When you’re on top of the world—or orbiting it—there’s no better place to be. NASA astronauts aboard the International Space Station (ISS) had a late night yesterday, staying up to watch a special uplink from Mission Control: Game 7 of the World Series. The winning outcome was cause for celebration, as the Astros have many fans at NASA’s Johnson Space Center in Houston, which is home base for the astronauts.

Today, the crew worked to size up the exercise equipment they rely on to sustain muscle mass and prevent bone loss while living and working in space. They set up cameras in Node 3 to capture video from multiple angles of the Advanced Resistive Exercise Device (ARED) and Miniature Exercise Device (MED-2) hardware, applied body markers, performed exercises and transferred the video for delivery to Mission Control. Aboard ISS, the exercise equipment is large and bulky, which is OK because the orbiting laboratory is about the size of a three-bedroom house. But, for Mars or other destinations beyond low-Earth orbit, available space will be difficult to come by. MED-2 aims to demonstrate that small robotic actuators can provide the same quality motion and resistance for crew workout sessions, thus reducing the size and weight of exercise devices for space missions farther out and lengthier in duration. Evaluating MED-2’s game-changing technology is crucial to the design and development of second- and third-generation hardware that is much lighter, smaller and more reliable than what is used now.

An Expedition 53 crew member read “Notable Notebooks Scientists and Their Writings Read” on camera for Story Time from Space. These recordings are downlinked and then used in schools, combining science literacy with simple concept experiments that children can follow along with on the ground. The videos are posted in a library with accompanying educational materials, further promoting science, technology, engineering and math to budding scientists, engineers and explorers.

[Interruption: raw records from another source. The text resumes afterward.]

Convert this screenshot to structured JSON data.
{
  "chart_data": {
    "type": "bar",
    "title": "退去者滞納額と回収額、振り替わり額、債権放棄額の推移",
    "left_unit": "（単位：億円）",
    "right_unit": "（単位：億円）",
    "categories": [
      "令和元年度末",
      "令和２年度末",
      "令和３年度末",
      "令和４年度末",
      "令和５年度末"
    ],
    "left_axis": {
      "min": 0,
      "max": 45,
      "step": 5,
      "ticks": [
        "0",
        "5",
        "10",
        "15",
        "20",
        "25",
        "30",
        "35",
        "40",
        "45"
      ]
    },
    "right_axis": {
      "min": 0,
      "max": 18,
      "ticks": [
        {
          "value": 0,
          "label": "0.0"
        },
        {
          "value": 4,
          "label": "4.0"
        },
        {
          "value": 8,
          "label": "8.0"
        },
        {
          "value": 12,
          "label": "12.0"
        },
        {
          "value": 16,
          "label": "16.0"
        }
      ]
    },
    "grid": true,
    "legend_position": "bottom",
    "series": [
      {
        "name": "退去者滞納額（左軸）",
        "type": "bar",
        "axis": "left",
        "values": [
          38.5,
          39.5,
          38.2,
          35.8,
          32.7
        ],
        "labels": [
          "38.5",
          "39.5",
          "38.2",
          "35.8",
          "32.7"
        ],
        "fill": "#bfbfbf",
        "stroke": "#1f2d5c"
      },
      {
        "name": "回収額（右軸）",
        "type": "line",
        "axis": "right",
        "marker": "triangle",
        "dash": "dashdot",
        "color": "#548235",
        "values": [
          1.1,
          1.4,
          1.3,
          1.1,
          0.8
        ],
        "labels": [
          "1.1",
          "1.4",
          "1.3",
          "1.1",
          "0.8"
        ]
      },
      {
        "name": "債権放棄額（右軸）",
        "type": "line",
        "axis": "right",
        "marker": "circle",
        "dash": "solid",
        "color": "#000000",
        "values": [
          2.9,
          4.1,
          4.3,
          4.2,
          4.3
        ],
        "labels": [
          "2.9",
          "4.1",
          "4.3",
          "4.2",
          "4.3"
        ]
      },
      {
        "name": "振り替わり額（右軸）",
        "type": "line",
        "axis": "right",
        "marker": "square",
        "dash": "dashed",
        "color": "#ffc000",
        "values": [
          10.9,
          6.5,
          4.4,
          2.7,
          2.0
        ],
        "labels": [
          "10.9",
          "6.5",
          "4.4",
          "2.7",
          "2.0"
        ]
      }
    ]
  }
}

The station’s altitude was raised last night during a three minute, 26-second firing of the ISS Progress 67 thrusters. The reboost of the complex was the first of two such maneuvers this month to set up the correct trajectory for the landing of the Expedition 53 crew on Dec. 14 in south central Kazakhstan and the launch, three days later, of the Expedition 54-55 crew from the Baikonur Cosmodrome in Kazakhstan.